The translabyrinthine (TL) approach does not attempt to preserve hearing and does not open as much of the skull. This approach is generally a good one in terms of little collateral damage, but of course, there is no expectation that hearing will be preserved. It is not a good approach for large tumors as the visibility is poor.
The middle cranial fossa (MCF) approach, can theoretically preserve hearing, but like the rectosigmoid, the approach is intrinsically more dangerous as it involves retraction of the brain, and is also more prone to complications.
Radiotherapy provides a non-invasive option for dismantling the tumor. With radiotherapy, the tumor can recur at any time after the treatment. Stereotactic radiosurgery (SRS) and stereotactic radiotherapy (SRT) have established that these techniques as safe, efficient, and minimally invasive alternatives.
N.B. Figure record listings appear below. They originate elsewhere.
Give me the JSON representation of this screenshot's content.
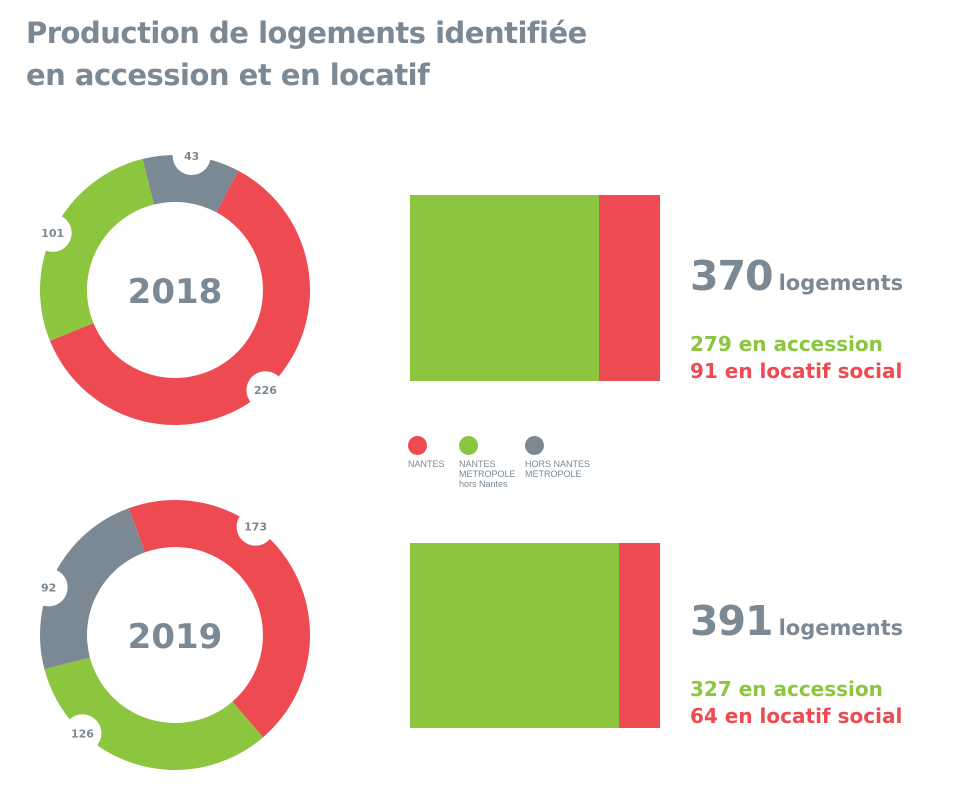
{
  "title": {
    "line1": "Production de logements identifiée",
    "line2": "en accession et en locatif"
  },
  "colors": {
    "red": "#ee4a51",
    "green": "#8cc63f",
    "grey": "#7b8994",
    "white": "#ffffff"
  },
  "legend": [
    {
      "label_lines": [
        "NANTES"
      ],
      "color": "#ee4a51"
    },
    {
      "label_lines": [
        "NANTES",
        "METROPOLE",
        "hors Nantes"
      ],
      "color": "#8cc63f"
    },
    {
      "label_lines": [
        "HORS NANTES",
        "METROPOLE"
      ],
      "color": "#7b8994"
    }
  ],
  "chart_data": [
    {
      "type": "pie",
      "variant": "donut",
      "title": "2018",
      "categories": [
        "NANTES",
        "NANTES METROPOLE hors Nantes",
        "HORS NANTES METROPOLE"
      ],
      "values": [
        226,
        101,
        43
      ],
      "labels": [
        "226",
        "101",
        "43"
      ]
    },
    {
      "type": "bar",
      "variant": "stacked-horizontal",
      "title": "2018",
      "categories": [
        "en accession",
        "en locatif social"
      ],
      "values": [
        279,
        91
      ],
      "total": 370,
      "total_label": "370",
      "unit": "logements",
      "lines": [
        "279 en accession",
        "91 en locatif social"
      ]
    },
    {
      "type": "pie",
      "variant": "donut",
      "title": "2019",
      "categories": [
        "NANTES",
        "NANTES METROPOLE hors Nantes",
        "HORS NANTES METROPOLE"
      ],
      "values": [
        173,
        126,
        92
      ],
      "labels": [
        "173",
        "126",
        "92"
      ]
    },
    {
      "type": "bar",
      "variant": "stacked-horizontal",
      "title": "2019",
      "categories": [
        "en accession",
        "en locatif social"
      ],
      "values": [
        327,
        64
      ],
      "total": 391,
      "total_label": "391",
      "unit": "logements",
      "lines": [
        "327 en accession",
        "64 en locatif social"
      ]
    }
  ]
}
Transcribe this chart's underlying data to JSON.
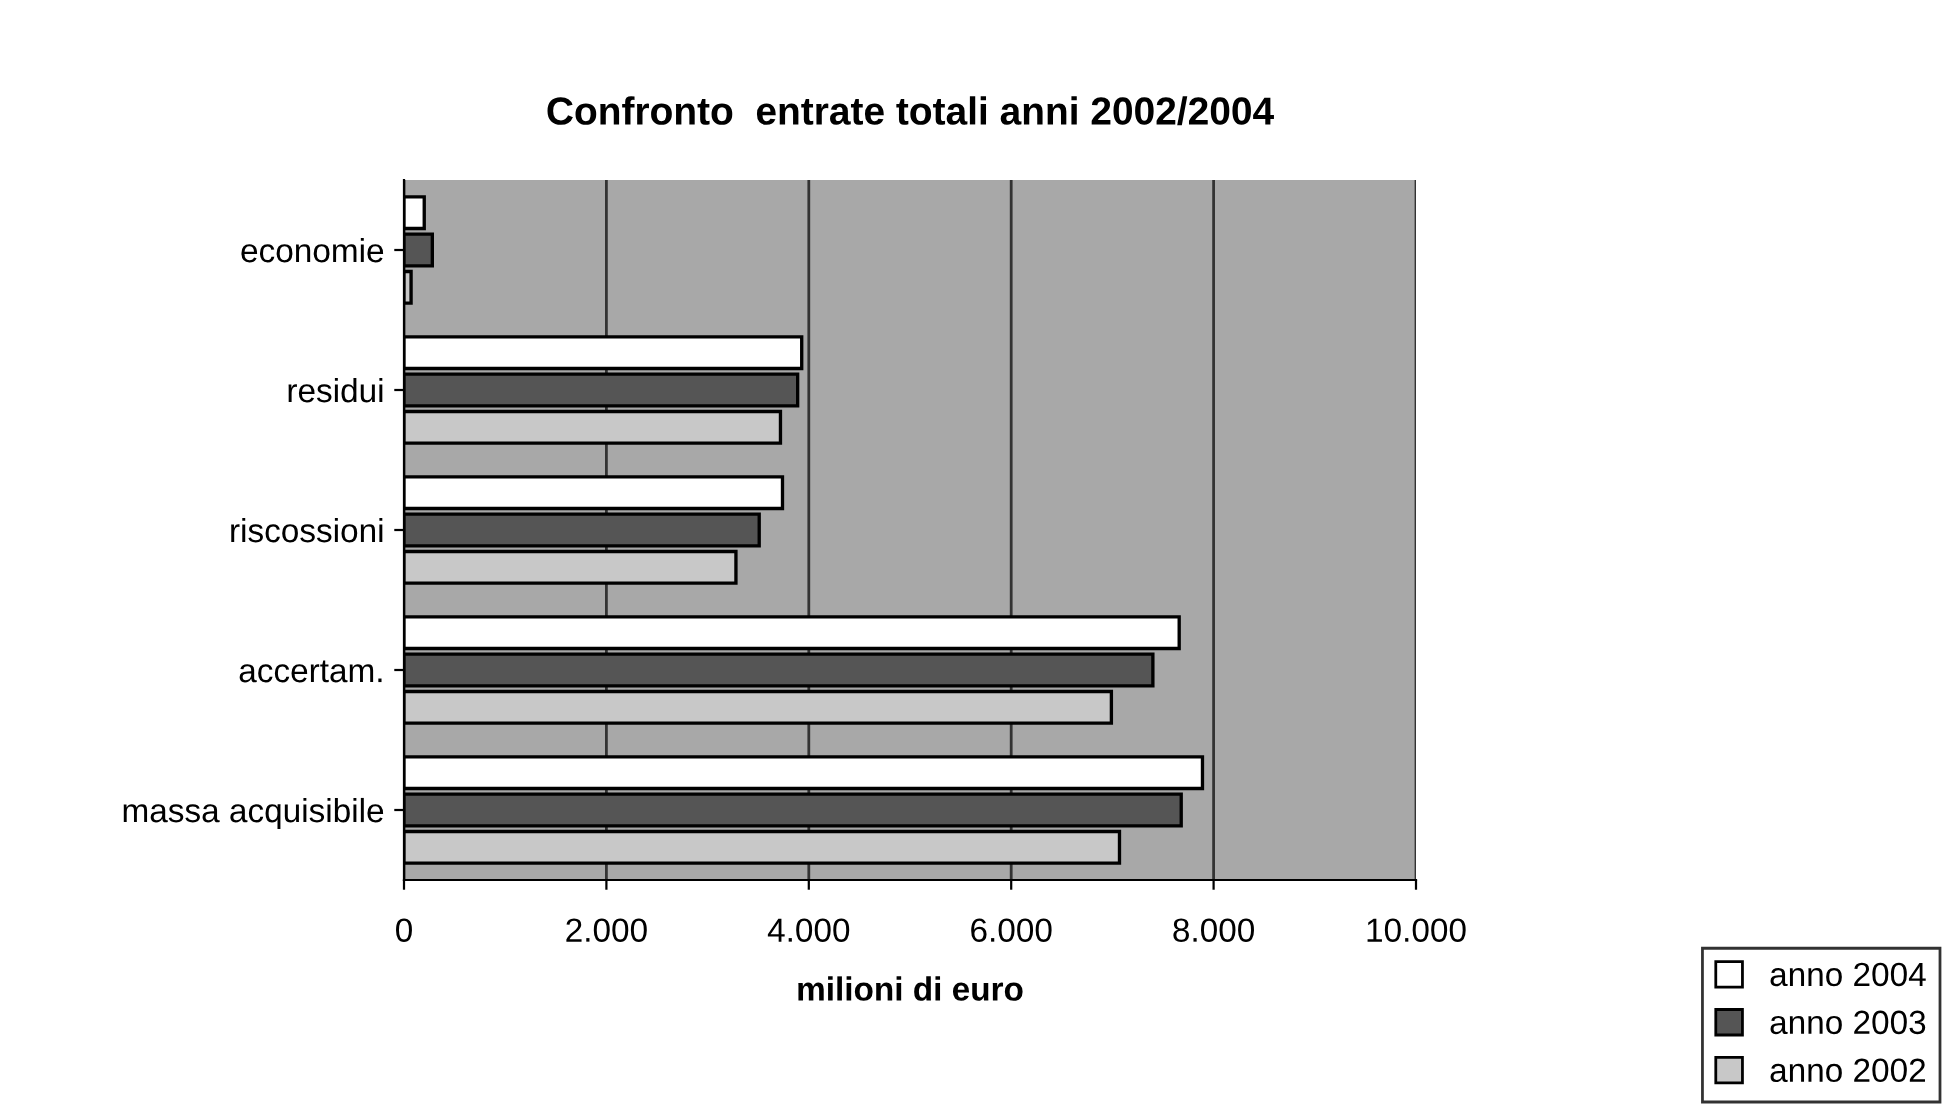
{
  "chart_data": {
    "type": "bar",
    "orientation": "horizontal",
    "title": "Confronto  entrate totali anni 2002/2004",
    "xlabel": "milioni di euro",
    "categories": [
      "economie",
      "residui",
      "riscossioni",
      "accertam.",
      "massa acquisibile"
    ],
    "series": [
      {
        "name": "anno 2004",
        "color": "#ffffff",
        "values": [
          200,
          3930,
          3740,
          7660,
          7890
        ]
      },
      {
        "name": "anno 2003",
        "color": "#555555",
        "values": [
          280,
          3890,
          3510,
          7400,
          7680
        ]
      },
      {
        "name": "anno 2002",
        "color": "#c8c8c8",
        "values": [
          70,
          3720,
          3280,
          6990,
          7070
        ]
      }
    ],
    "xlim": [
      0,
      10000
    ],
    "xticks": [
      0,
      {
        "value": 2000,
        "label": "2.000"
      },
      {
        "value": 4000,
        "label": "4.000"
      },
      {
        "value": 6000,
        "label": "6.000"
      },
      {
        "value": 8000,
        "label": "8.000"
      },
      {
        "value": 10000,
        "label": "10.000"
      }
    ],
    "grid": "x",
    "legend": "bottom right"
  }
}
In SRS, high-intensity beams of radiation are delivered all at once and are focused on a single spot in the brain i.e., a tumor.
SRT, on the other hand, delivers the radiation in small doses, over a longer period.
Quality of life
In addition to the primary treatment, interventions are aimed only at improving the quality of life of the patient as an individual. These strategies include physiotherapy, vestibular rehabilitation, and long-term monitoring.
Physiotherapy helps manage muscle problems related either directly to the disease or the postsurgical complications. Exercise can improve facial palsy and coordination problems.
In addition to lip-reading and sign language training, the patient can benefit from an auditory brainstem implant. Customized vestibular rehabilitation incorporating adaptation, habituation, balance, and mobility is helpful for patients suffering from incoordination and vertigo after the surgery.
The patient has been regularly monitored for recurrence of the tumor or any postsurgical complication.
These interventions help the patient return to normal life.